First, that description looks a lot like the kinds of small agencies that get bought up by the big holding companies once they achieve an early level of success.
Second, it feels a little like Apple under Steve Jobs; Aloof, secretive, a bit arrogant, extremely confident and somewhat rebellious with an air of “my way or the highway”. The kind of outfit that believes in what it does so much that it’s willing to settle for a smaller, more passionate client base (which Apple did for decades).
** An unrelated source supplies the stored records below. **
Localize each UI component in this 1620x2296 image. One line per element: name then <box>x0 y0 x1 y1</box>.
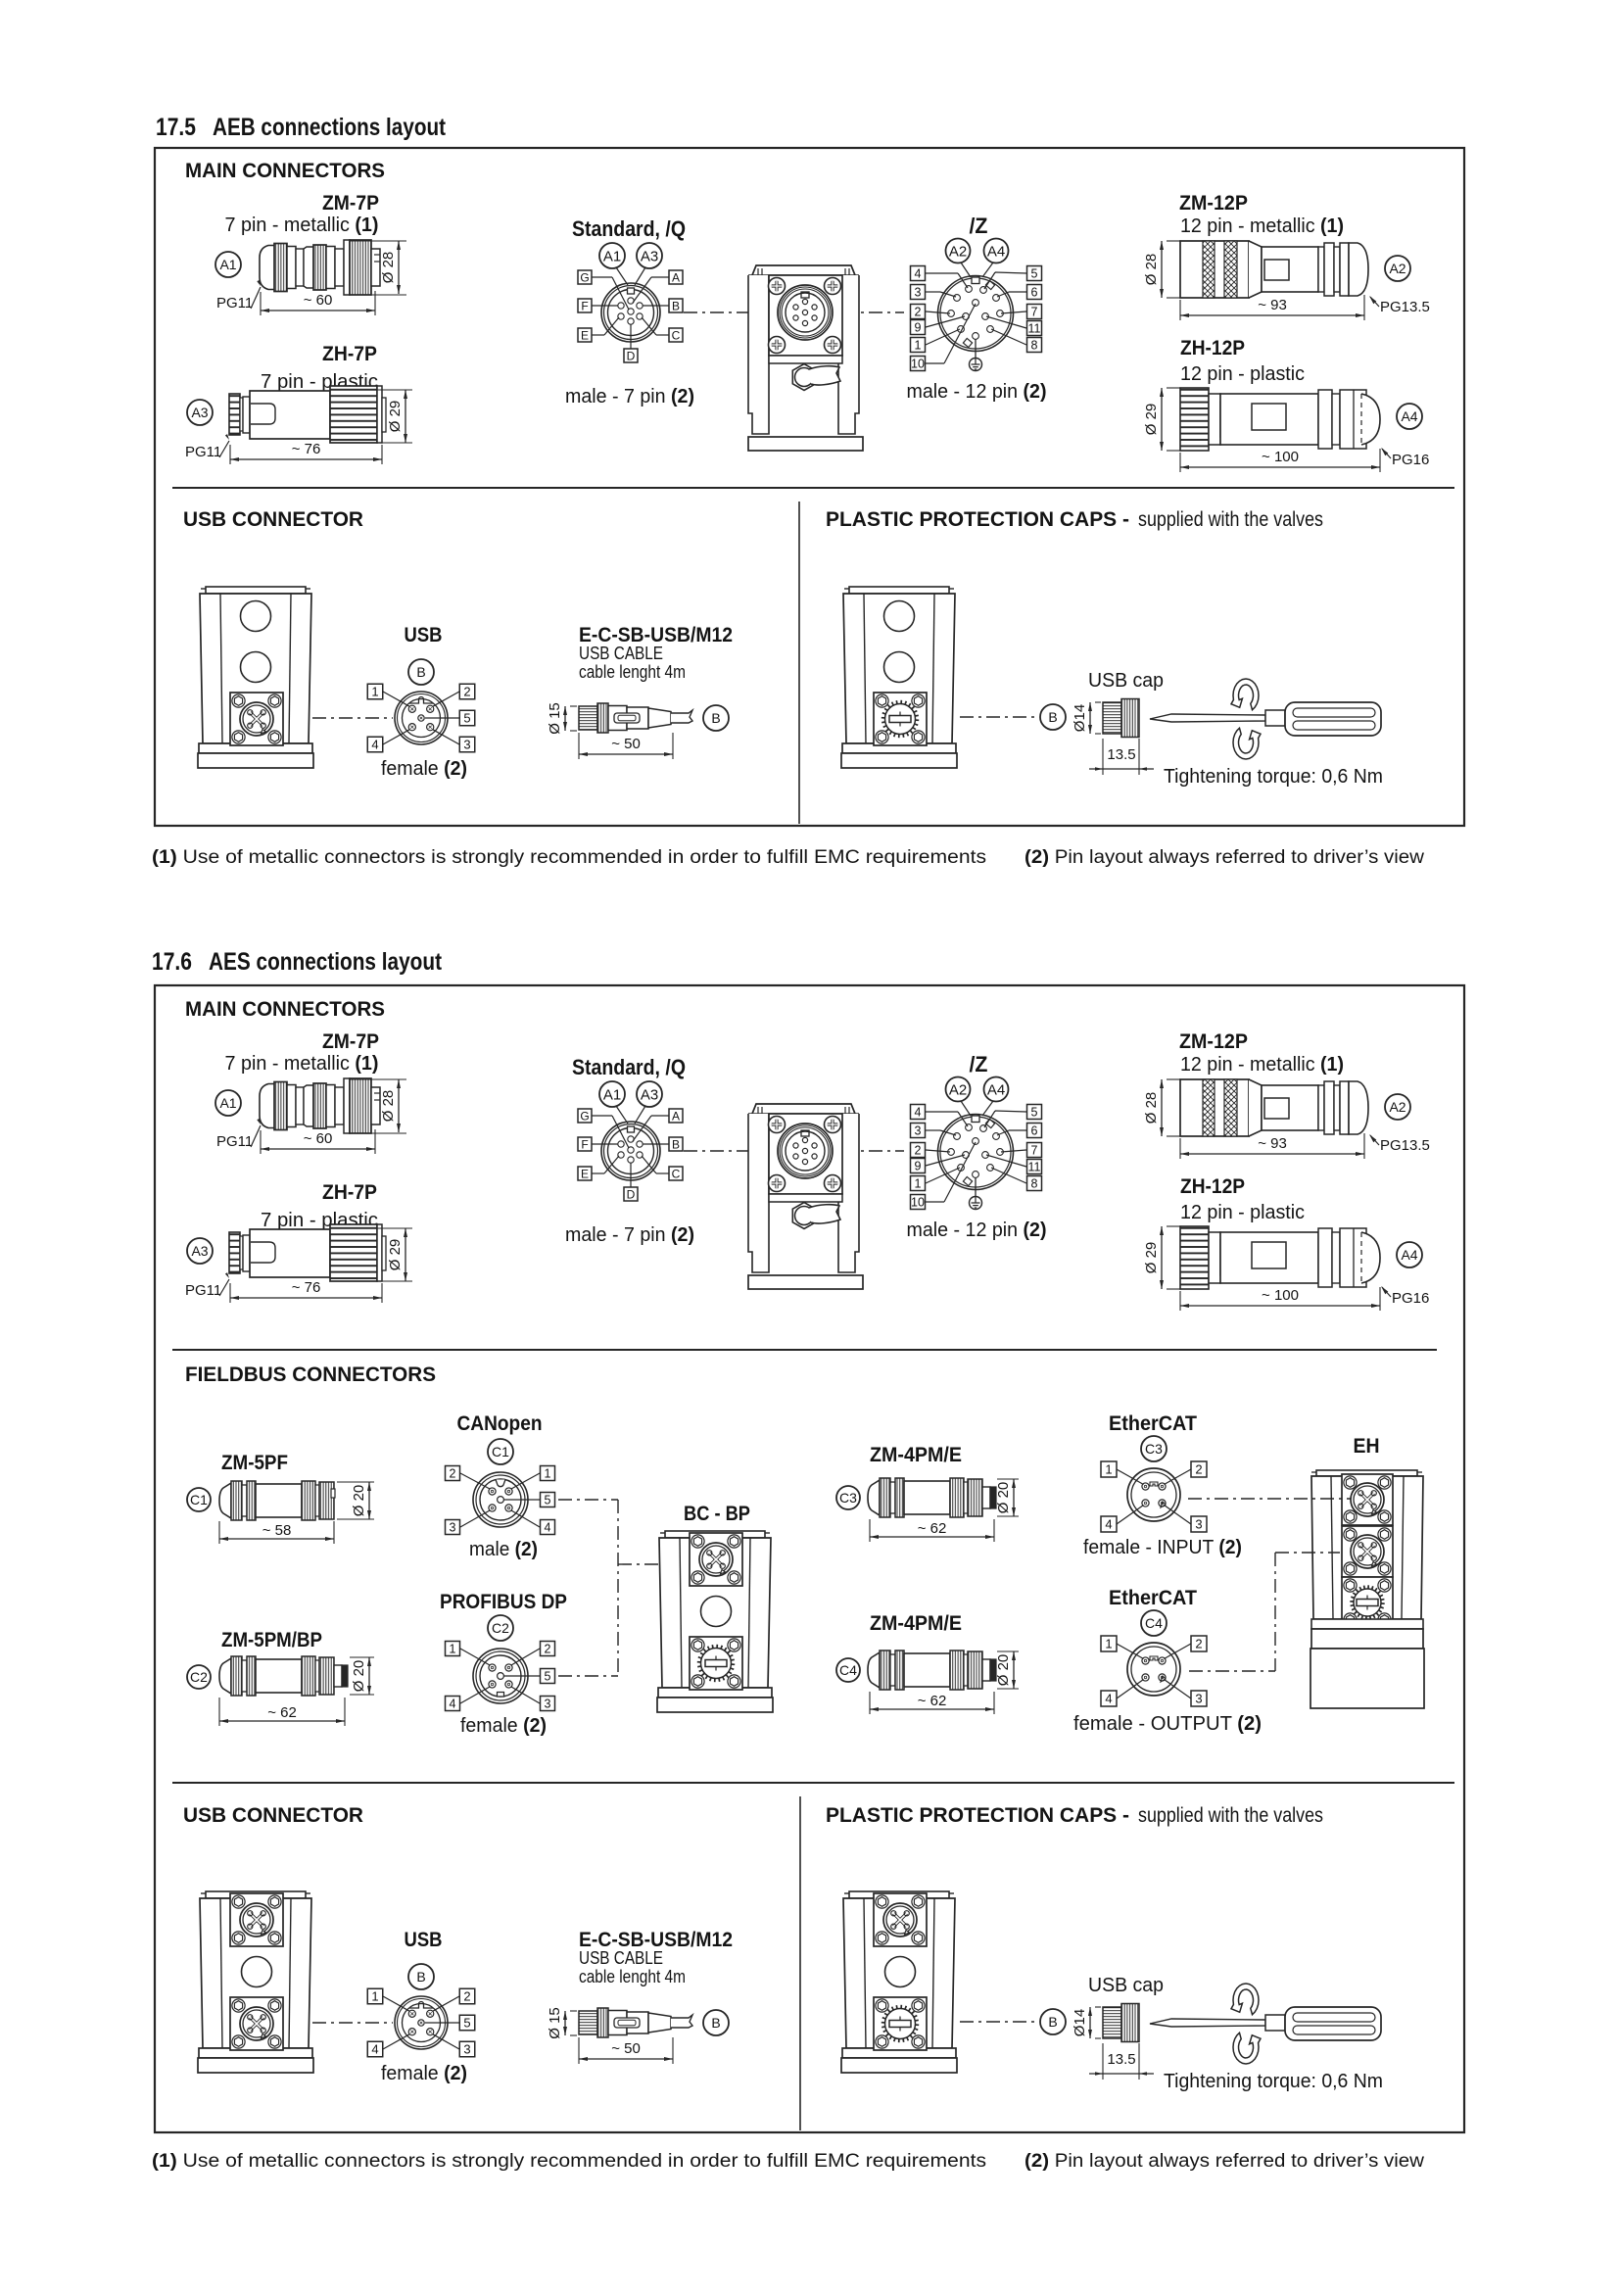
svg-text:Ø 29: Ø 29 <box>1143 404 1160 436</box>
svg-text:~ 76: ~ 76 <box>292 441 321 457</box>
svg-text:A2: A2 <box>1389 261 1406 276</box>
svg-text:4: 4 <box>371 738 378 752</box>
svg-text:ZM-7P: ZM-7P <box>322 192 379 215</box>
svg-text:E: E <box>581 328 589 342</box>
svg-text:Standard, /Q: Standard, /Q <box>572 216 686 241</box>
svg-text:2: 2 <box>545 1643 551 1656</box>
svg-text:~ 62: ~ 62 <box>918 1693 947 1709</box>
svg-text:3: 3 <box>545 1698 551 1711</box>
svg-text:6: 6 <box>1031 286 1038 300</box>
svg-text:A4: A4 <box>1401 408 1417 424</box>
svg-text:17.6: 17.6 <box>152 948 192 976</box>
svg-text:7 pin - metallic (1): 7 pin - metallic (1) <box>225 215 379 236</box>
svg-text:1: 1 <box>1105 1462 1112 1477</box>
svg-text:EtherCAT: EtherCAT <box>1109 1587 1197 1609</box>
svg-text:10: 10 <box>911 358 925 371</box>
svg-text:7: 7 <box>1031 306 1038 319</box>
svg-text:female - INPUT (2): female - INPUT (2) <box>1083 1537 1242 1558</box>
svg-text:PG13.5: PG13.5 <box>1380 299 1430 315</box>
svg-text:Ø 20: Ø 20 <box>351 1660 367 1693</box>
svg-text:Ø 28: Ø 28 <box>380 252 397 284</box>
svg-text:13.5: 13.5 <box>1107 746 1135 763</box>
svg-text:2: 2 <box>450 1467 456 1481</box>
svg-text:C2: C2 <box>492 1620 509 1636</box>
svg-text:4: 4 <box>1105 1692 1112 1706</box>
svg-text:B: B <box>1048 709 1057 725</box>
svg-text:/Z: /Z <box>970 214 988 238</box>
svg-text:C1: C1 <box>492 1444 509 1459</box>
svg-text:2: 2 <box>463 685 470 699</box>
svg-text:B: B <box>672 299 680 312</box>
svg-text:C3: C3 <box>1145 1441 1163 1457</box>
svg-text:3: 3 <box>1195 1692 1202 1706</box>
svg-text:C4: C4 <box>1145 1615 1163 1631</box>
svg-text:Ø 28: Ø 28 <box>1143 254 1160 286</box>
svg-text:(2) Pin layout always referred: (2) Pin layout always referred to driver… <box>1024 847 1424 868</box>
svg-text:EtherCAT: EtherCAT <box>1109 1412 1197 1435</box>
svg-text:C2: C2 <box>190 1669 208 1685</box>
svg-text:8: 8 <box>1031 339 1038 353</box>
svg-text:A1: A1 <box>219 257 236 272</box>
svg-text:female (2): female (2) <box>381 758 467 780</box>
svg-text:2: 2 <box>1195 1637 1202 1651</box>
svg-text:F: F <box>581 299 588 312</box>
svg-text:female (2): female (2) <box>460 1715 547 1737</box>
svg-text:Ø 20: Ø 20 <box>995 1482 1012 1514</box>
svg-text:C3: C3 <box>839 1490 857 1506</box>
svg-text:5: 5 <box>463 711 470 726</box>
svg-text:~ 50: ~ 50 <box>611 736 641 752</box>
svg-text:ZM-5PF: ZM-5PF <box>221 1452 288 1474</box>
svg-text:female - OUTPUT (2): female - OUTPUT (2) <box>1073 1713 1262 1735</box>
svg-text:5: 5 <box>1031 267 1038 281</box>
svg-text:~ 62: ~ 62 <box>267 1704 297 1721</box>
svg-text:PLASTIC PROTECTION CAPS -: PLASTIC PROTECTION CAPS - <box>826 508 1129 531</box>
svg-text:G: G <box>580 270 589 284</box>
svg-text:~ 58: ~ 58 <box>262 1522 292 1539</box>
svg-text:Ø 20: Ø 20 <box>995 1654 1012 1687</box>
svg-text:AES connections layout: AES connections layout <box>209 948 443 976</box>
svg-text:male - 7 pin (2): male - 7 pin (2) <box>565 386 694 407</box>
svg-text:2: 2 <box>915 306 922 319</box>
svg-text:male (2): male (2) <box>469 1539 538 1560</box>
svg-text:9: 9 <box>915 321 922 335</box>
svg-text:D: D <box>627 349 636 362</box>
svg-text:~ 93: ~ 93 <box>1258 297 1287 313</box>
svg-text:ZH-12P: ZH-12P <box>1180 337 1245 359</box>
svg-text:PLASTIC PROTECTION CAPS -: PLASTIC PROTECTION CAPS - <box>826 1804 1129 1827</box>
svg-text:PG11: PG11 <box>185 444 221 460</box>
svg-text:A3: A3 <box>641 248 658 264</box>
svg-text:C4: C4 <box>839 1662 857 1678</box>
svg-text:USB: USB <box>405 624 443 646</box>
svg-text:12 pin - plastic: 12 pin - plastic <box>1180 363 1305 385</box>
svg-text:BC - BP: BC - BP <box>684 1503 750 1525</box>
svg-text:EH: EH <box>1354 1435 1380 1458</box>
svg-text:B: B <box>711 710 720 726</box>
svg-text:USB CONNECTOR: USB CONNECTOR <box>183 508 363 531</box>
svg-text:Tightening torque: 0,6 Nm: Tightening torque: 0,6 Nm <box>1164 766 1383 788</box>
svg-text:supplied with the valves: supplied with the valves <box>1138 508 1323 531</box>
svg-text:MAIN CONNECTORS: MAIN CONNECTORS <box>185 160 385 182</box>
svg-text:ZM-5PM/BP: ZM-5PM/BP <box>221 1629 322 1651</box>
svg-text:~ 100: ~ 100 <box>1262 449 1299 465</box>
svg-text:5: 5 <box>545 1670 551 1684</box>
svg-text:B: B <box>416 664 425 680</box>
svg-text:ZH-7P: ZH-7P <box>322 343 377 365</box>
svg-text:~ 60: ~ 60 <box>304 292 333 309</box>
svg-text:A3: A3 <box>191 405 208 420</box>
svg-text:4: 4 <box>450 1698 456 1711</box>
svg-text:C1: C1 <box>190 1492 208 1507</box>
svg-text:3: 3 <box>450 1521 456 1535</box>
svg-text:12 pin - metallic (1): 12 pin - metallic (1) <box>1180 215 1344 237</box>
svg-text:(1) Use of metallic connectors: (1) Use of metallic connectors is strong… <box>152 2151 986 2172</box>
svg-text:ZM-4PM/E: ZM-4PM/E <box>870 1444 962 1466</box>
svg-text:Ø14: Ø14 <box>1072 704 1088 732</box>
svg-text:USB cap: USB cap <box>1088 670 1164 692</box>
svg-text:~ 62: ~ 62 <box>918 1520 947 1537</box>
svg-text:FIELDBUS CONNECTORS: FIELDBUS CONNECTORS <box>185 1363 436 1386</box>
svg-text:PROFIBUS DP: PROFIBUS DP <box>440 1591 567 1613</box>
svg-text:cable lenght 4m: cable lenght 4m <box>579 662 686 682</box>
svg-text:5: 5 <box>545 1494 551 1507</box>
svg-text:A4: A4 <box>987 243 1005 260</box>
svg-text:C: C <box>672 328 681 342</box>
svg-text:1: 1 <box>1105 1637 1112 1651</box>
svg-text:2: 2 <box>1195 1462 1202 1477</box>
svg-text:4: 4 <box>545 1521 551 1535</box>
svg-text:USB CONNECTOR: USB CONNECTOR <box>183 1804 363 1827</box>
svg-text:AEB connections layout: AEB connections layout <box>213 114 447 141</box>
svg-text:17.5: 17.5 <box>156 114 196 141</box>
svg-text:1: 1 <box>545 1467 551 1481</box>
svg-text:supplied with the valves: supplied with the valves <box>1138 1804 1323 1827</box>
svg-text:male - 12 pin (2): male - 12 pin (2) <box>907 381 1047 403</box>
svg-text:4: 4 <box>1105 1517 1112 1532</box>
svg-text:(2) Pin layout always referred: (2) Pin layout always referred to driver… <box>1024 2151 1424 2172</box>
svg-text:1: 1 <box>371 685 378 699</box>
svg-text:CANopen: CANopen <box>457 1412 543 1435</box>
svg-text:11: 11 <box>1028 322 1041 336</box>
svg-text:3: 3 <box>1195 1517 1202 1532</box>
svg-text:(1) Use of metallic connectors: (1) Use of metallic connectors is strong… <box>152 847 986 868</box>
svg-text:Ø 29: Ø 29 <box>387 401 404 433</box>
svg-text:PG16: PG16 <box>1392 452 1429 468</box>
svg-text:3: 3 <box>915 286 922 300</box>
svg-text:Ø 15: Ø 15 <box>547 702 563 735</box>
svg-text:A1: A1 <box>603 248 621 264</box>
svg-text:A2: A2 <box>949 243 967 260</box>
svg-text:1: 1 <box>915 339 922 353</box>
svg-text:ZM-4PM/E: ZM-4PM/E <box>870 1612 962 1635</box>
svg-text:Ø 20: Ø 20 <box>351 1485 367 1517</box>
svg-text:1: 1 <box>450 1643 456 1656</box>
svg-text:PG11: PG11 <box>216 295 253 311</box>
svg-text:4: 4 <box>915 267 922 281</box>
svg-text:ZM-12P: ZM-12P <box>1179 192 1248 215</box>
svg-text:A: A <box>672 270 680 284</box>
svg-text:3: 3 <box>463 738 470 752</box>
svg-text:USB CABLE: USB CABLE <box>579 644 663 663</box>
Lastly, that company would likely never create a PowerPoint deck as a means of winning business and may not even deign to respond to RFPs that require it to do so. (After all, this confident company would know that by putting itself in the boxed-in world of deck-as-RFP-reply, its chances to truly stand apart would be greatly diminished.)
This invented agency would struggle to be sure. It would have a hard time as all iconoclastic businesses do initially. It would be mocked by industry leaders and panned by the trade press. It would make enemies as well as friends. And likely make some big mistakes too. It is certainly not a guaranteed financially viable model. Most certainly, it wouldn’t be an agency for every client – which is precisely why it would definitely be the perfect agency for some clients.
Importantly though, on the same desk as the other dozen replies to the RFP – assuming said agency chose to participate – this company would stand out and stand for something. That’s got to count for something in a marketing presentation right?